Sur les conséquences des vices relevés :
36. Aux termes de l’article L. 600-5 du code de l’urbanisme : « Sans préjudice de la mise en œuvre de l'article L. 600-5-1, le juge administratif qui, saisi de conclusions dirigées contre un permis de construire (…) estime, après avoir constaté que les autres moyens ne sont pas fondés, qu'un vice n'affectant qu'une partie du projet peut être régularisé, limite à cette partie la portée de l'annulation qu'il prononce et, le cas échéant, fixe le délai dans lequel le titulaire de l'autorisation pourra en demander la régularisation, même après l'achèvement des travaux. (…) ».
37. Le vices relevés aux points 19 et 21 du présent jugement sont susceptibles, eu égard à leur nature, à leur portée et à la configuration des lieux, de faire l’objet d’une mesure de régularisation par des modifications du projet qui n’impliquent pas d’en modifier la nature.
38. Il résulte de tout ce qui précède que M. E... est seulement fondé à demander l’annulation de l’arrêté du 21 janvier 2025 de la préfète du Rhône en tant qu’il méconnaît les articles 2.2.1.1 et 2.3.1 du règlement du PLU-H de la métropole de Lyon applicable à la zone URm2. Il est également fondé à demander l’annulation, dans cette mesure, de la décision du 25 avril 2025 rejetant son recours gracieux.
Sur les frais liés à l’instance :
39. Il n’y a pas lieu, dans les circonstances de l’espèce, de faire droit aux conclusions des parties présentées sur le fondement de l’article L. 761-1 du code de justice administrative.
D E C I D E :
Article 1er : L’arrêté du 21 janvier 2025 de la préfète du Rhône et la décision du 25 avril 2025 sont annulés dans les conditions prévues au point 38 du présent jugement.
Article 2 : Le surplus des conclusions des parties est rejeté.
Article 3 : Le présent jugement sera notifié à M. B... E..., à la SAS Elévation immobilier et au ministre de la ville et du logement.
Copie en sera adressée à la préfète du Rhône.

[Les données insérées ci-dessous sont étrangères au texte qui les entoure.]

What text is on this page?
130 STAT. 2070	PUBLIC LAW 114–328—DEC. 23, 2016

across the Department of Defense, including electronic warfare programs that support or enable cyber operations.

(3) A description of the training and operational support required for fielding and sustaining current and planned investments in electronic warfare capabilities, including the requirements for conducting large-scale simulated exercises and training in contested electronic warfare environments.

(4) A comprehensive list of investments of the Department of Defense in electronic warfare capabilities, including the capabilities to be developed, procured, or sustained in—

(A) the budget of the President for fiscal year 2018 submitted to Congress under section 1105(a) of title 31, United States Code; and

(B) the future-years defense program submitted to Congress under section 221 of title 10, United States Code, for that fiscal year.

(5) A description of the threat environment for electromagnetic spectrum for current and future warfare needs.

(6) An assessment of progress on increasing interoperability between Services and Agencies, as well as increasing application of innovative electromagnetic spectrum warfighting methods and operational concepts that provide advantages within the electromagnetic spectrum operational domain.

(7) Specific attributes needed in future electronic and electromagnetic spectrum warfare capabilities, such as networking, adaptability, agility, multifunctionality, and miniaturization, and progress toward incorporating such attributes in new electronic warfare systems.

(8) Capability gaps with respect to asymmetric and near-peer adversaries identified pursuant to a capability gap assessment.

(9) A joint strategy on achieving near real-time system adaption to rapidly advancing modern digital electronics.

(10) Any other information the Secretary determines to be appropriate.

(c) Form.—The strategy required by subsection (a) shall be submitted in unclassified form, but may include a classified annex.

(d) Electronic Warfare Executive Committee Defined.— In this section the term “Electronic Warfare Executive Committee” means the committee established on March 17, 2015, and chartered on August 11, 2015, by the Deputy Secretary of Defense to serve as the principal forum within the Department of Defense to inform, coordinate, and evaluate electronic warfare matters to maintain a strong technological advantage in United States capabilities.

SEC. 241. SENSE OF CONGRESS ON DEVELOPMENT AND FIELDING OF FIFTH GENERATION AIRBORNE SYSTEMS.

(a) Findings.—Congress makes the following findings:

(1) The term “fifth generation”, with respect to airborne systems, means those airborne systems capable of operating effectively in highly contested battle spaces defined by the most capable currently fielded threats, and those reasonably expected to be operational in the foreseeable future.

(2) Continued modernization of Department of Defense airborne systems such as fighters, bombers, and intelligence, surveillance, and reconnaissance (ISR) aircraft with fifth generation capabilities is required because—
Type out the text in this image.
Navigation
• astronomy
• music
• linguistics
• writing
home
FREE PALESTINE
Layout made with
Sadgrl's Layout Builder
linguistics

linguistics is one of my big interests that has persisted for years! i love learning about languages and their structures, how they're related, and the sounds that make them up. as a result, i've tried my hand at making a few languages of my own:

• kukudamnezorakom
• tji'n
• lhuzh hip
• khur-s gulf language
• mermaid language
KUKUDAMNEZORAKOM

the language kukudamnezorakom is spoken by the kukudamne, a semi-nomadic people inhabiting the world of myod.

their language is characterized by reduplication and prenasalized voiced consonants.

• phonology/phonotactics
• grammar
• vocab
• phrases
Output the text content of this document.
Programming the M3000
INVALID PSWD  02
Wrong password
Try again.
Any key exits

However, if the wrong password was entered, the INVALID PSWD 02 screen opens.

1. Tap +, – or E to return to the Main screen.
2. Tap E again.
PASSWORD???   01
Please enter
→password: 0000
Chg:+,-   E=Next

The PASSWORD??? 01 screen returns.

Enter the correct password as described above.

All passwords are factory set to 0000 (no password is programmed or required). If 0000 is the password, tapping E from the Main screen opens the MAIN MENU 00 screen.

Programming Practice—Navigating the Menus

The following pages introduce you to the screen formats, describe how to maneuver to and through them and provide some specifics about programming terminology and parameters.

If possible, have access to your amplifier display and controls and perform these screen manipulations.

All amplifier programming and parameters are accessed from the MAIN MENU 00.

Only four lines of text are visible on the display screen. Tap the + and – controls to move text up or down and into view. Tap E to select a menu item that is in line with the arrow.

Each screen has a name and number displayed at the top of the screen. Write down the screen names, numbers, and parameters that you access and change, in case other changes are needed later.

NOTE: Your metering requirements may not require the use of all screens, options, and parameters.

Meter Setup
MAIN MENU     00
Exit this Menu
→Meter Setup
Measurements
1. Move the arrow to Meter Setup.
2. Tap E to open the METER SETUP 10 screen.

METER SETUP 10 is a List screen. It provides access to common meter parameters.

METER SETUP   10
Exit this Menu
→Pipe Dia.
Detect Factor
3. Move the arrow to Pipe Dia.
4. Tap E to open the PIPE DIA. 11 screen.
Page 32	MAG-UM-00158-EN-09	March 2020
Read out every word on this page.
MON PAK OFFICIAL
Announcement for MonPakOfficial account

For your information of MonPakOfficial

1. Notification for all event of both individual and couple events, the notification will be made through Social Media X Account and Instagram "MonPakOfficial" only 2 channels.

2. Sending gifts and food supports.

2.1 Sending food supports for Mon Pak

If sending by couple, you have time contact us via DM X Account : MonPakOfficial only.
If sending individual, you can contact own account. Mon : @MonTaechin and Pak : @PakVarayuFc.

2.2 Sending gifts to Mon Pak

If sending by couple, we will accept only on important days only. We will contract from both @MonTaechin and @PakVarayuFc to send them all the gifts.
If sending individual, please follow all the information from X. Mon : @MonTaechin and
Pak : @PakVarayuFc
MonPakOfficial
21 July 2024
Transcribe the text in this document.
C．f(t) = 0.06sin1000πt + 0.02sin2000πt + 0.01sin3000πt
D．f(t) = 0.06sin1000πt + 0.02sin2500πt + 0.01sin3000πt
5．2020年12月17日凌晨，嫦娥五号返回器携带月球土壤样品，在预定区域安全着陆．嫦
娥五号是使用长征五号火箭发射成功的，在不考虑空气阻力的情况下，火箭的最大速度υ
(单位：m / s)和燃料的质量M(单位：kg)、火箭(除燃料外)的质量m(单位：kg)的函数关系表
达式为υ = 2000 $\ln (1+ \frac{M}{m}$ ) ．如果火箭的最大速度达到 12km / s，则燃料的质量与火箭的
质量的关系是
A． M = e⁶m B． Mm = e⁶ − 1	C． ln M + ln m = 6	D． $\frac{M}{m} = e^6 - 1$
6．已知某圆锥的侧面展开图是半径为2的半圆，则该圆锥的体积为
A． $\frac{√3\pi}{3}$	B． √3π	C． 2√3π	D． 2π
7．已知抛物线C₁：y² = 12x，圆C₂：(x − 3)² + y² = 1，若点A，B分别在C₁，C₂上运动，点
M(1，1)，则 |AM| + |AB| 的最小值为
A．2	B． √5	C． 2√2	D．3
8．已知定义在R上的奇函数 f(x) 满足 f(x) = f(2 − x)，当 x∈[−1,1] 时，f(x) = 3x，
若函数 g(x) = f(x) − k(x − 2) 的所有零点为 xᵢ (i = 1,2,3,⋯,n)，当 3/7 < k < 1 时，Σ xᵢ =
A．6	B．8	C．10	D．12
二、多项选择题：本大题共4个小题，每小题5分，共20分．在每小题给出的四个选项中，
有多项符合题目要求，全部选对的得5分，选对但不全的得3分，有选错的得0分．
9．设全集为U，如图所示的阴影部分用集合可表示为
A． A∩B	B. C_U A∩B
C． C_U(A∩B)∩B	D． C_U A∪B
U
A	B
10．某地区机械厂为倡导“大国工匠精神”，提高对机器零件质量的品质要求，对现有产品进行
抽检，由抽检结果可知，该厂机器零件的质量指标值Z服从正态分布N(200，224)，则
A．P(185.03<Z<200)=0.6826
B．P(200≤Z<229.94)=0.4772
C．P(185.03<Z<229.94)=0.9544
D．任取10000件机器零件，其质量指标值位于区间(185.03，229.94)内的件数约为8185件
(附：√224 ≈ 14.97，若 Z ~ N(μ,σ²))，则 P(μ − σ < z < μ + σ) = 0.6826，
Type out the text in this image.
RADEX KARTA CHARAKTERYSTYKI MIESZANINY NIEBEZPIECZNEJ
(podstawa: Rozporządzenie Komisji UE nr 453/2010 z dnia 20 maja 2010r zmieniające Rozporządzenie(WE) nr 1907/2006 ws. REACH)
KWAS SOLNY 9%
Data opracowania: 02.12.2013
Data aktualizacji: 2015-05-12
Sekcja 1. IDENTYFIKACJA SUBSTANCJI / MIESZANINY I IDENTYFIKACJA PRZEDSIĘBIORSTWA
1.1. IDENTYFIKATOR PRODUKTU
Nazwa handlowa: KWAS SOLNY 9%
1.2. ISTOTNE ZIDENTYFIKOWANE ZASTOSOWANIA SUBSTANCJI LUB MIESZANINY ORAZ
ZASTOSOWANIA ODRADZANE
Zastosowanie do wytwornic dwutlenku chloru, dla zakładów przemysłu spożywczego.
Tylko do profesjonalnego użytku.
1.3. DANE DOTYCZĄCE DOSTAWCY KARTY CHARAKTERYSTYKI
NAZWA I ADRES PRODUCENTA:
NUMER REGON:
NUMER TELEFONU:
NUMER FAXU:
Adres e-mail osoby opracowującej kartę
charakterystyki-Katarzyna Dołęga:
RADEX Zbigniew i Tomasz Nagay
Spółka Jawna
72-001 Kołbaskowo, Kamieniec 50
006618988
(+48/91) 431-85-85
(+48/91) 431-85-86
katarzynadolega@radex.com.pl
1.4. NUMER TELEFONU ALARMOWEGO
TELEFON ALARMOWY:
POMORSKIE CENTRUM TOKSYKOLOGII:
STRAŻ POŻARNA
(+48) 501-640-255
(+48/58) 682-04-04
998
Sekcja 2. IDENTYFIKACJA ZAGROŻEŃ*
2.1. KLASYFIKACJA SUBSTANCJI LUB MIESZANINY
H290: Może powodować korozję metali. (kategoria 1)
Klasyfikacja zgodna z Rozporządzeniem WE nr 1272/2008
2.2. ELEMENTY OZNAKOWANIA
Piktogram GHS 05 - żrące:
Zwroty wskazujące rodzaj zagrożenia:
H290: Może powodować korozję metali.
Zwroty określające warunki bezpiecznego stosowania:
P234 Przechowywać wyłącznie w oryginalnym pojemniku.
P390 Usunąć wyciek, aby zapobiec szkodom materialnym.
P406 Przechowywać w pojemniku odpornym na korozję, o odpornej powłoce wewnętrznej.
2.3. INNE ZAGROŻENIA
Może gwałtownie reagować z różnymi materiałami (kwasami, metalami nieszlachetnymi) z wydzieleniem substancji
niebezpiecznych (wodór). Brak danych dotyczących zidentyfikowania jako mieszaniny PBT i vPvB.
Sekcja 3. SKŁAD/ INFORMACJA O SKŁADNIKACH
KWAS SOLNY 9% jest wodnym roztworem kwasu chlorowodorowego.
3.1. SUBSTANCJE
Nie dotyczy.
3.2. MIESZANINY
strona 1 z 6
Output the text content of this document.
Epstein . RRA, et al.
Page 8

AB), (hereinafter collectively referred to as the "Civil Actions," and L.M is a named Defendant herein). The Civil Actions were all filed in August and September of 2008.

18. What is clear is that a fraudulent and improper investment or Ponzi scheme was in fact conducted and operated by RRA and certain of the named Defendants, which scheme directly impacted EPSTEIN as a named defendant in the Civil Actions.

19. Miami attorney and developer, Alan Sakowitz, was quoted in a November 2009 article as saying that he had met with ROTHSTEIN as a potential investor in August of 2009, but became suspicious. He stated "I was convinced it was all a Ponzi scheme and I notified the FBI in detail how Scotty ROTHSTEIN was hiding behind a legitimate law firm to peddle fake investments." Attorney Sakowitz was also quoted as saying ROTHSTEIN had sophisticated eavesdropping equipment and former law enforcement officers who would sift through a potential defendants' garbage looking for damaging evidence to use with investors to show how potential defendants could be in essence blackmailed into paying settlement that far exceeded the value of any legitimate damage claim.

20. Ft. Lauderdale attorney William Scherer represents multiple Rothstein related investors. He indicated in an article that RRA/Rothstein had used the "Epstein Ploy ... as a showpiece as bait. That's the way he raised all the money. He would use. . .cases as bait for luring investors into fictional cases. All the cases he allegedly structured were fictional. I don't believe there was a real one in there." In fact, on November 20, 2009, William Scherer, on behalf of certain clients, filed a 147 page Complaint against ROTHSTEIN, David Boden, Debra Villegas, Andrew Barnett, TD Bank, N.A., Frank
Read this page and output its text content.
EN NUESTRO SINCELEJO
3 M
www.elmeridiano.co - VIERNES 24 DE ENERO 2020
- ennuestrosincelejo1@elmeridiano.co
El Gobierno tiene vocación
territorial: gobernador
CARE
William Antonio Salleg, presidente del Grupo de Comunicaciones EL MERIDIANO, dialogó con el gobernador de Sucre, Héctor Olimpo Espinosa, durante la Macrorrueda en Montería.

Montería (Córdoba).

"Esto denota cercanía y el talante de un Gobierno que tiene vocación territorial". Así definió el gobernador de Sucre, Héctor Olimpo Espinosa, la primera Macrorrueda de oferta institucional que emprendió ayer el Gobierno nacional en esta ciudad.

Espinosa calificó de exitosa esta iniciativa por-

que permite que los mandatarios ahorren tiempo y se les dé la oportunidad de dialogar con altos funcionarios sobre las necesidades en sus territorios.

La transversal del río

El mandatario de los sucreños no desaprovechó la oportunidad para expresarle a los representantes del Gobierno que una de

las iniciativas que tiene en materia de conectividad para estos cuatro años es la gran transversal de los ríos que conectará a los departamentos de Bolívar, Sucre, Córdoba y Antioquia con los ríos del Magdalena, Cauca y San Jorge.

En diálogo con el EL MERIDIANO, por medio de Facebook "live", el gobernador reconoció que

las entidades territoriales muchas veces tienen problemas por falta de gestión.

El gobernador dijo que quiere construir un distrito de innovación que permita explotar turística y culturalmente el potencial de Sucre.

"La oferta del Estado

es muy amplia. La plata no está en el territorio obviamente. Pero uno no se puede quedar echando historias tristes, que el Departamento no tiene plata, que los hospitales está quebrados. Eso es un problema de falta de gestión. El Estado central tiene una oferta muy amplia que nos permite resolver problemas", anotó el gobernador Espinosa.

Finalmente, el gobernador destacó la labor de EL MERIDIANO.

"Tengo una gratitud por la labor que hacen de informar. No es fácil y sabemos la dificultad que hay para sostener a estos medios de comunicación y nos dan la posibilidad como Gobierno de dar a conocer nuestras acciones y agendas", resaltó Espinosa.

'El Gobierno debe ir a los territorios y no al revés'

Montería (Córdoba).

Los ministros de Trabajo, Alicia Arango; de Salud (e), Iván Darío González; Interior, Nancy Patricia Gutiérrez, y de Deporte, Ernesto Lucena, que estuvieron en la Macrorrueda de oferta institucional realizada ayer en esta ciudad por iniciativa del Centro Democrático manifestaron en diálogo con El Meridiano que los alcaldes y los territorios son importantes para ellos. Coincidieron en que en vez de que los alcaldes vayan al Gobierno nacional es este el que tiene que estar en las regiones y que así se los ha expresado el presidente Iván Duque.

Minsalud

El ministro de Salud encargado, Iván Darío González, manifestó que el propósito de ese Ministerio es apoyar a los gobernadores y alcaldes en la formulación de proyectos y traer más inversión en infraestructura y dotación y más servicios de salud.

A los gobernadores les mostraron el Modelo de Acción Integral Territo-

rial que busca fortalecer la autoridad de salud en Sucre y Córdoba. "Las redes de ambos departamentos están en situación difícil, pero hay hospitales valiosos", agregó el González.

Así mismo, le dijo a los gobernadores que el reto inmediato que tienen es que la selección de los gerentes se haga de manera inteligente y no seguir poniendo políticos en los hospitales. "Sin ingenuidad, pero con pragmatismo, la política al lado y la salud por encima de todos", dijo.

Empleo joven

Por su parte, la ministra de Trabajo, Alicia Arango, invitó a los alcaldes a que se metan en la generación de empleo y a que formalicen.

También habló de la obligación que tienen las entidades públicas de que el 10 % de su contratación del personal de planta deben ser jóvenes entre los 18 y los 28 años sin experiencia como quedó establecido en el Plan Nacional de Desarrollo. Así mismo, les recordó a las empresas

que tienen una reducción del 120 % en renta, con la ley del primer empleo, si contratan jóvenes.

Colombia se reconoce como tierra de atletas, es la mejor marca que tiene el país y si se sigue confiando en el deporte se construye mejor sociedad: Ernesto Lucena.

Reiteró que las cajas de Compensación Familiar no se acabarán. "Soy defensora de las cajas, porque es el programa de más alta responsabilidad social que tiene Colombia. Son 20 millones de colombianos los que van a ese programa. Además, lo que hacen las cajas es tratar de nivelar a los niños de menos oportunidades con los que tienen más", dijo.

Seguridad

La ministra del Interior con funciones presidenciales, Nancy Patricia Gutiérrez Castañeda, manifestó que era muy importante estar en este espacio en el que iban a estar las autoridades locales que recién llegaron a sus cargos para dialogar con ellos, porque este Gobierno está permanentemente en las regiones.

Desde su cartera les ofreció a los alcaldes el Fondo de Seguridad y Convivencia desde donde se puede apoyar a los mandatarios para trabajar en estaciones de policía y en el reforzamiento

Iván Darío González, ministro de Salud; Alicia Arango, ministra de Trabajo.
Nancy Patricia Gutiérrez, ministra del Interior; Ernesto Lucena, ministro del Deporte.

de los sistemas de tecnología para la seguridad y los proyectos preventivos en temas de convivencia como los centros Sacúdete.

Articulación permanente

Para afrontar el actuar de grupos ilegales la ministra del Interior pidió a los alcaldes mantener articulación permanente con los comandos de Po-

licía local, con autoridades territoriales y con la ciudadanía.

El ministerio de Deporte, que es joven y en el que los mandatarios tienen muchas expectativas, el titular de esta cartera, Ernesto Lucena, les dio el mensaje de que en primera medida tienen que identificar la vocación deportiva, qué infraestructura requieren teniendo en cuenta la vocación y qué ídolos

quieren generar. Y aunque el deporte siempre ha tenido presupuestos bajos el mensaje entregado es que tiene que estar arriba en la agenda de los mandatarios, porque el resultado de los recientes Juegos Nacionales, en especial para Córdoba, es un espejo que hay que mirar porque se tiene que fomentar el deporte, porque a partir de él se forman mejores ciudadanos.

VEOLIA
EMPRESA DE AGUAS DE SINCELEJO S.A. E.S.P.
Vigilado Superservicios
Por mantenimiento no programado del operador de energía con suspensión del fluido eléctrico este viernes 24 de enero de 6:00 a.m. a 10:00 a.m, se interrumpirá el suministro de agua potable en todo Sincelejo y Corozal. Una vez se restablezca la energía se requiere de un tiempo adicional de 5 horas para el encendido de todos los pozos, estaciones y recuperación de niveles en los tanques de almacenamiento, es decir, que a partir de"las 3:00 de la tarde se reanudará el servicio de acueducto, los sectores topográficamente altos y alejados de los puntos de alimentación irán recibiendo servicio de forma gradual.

Délibéré après l'audience du 12 mars 2026, à laquelle siégeaient :
- M. Thierry Besse, président,
- Mme Flore-Marie Jeannot, première conseillère,
- Mme Marie Chapard, première conseillère.
Rendu public par mise à disposition au greffe le 26 mars 2026.
La rapporteure,
F.-M. D...
Le président,
T. Besse
La greffière,
G. Reynaud
La République mande et ordonne au ministre de la ville et du logement en ce qui le concerne ou à tous commissaires de justice à ce requis en ce qui concerne les voies de droit commun contre les parties privées, de pourvoir à l’exécution de la présente décision.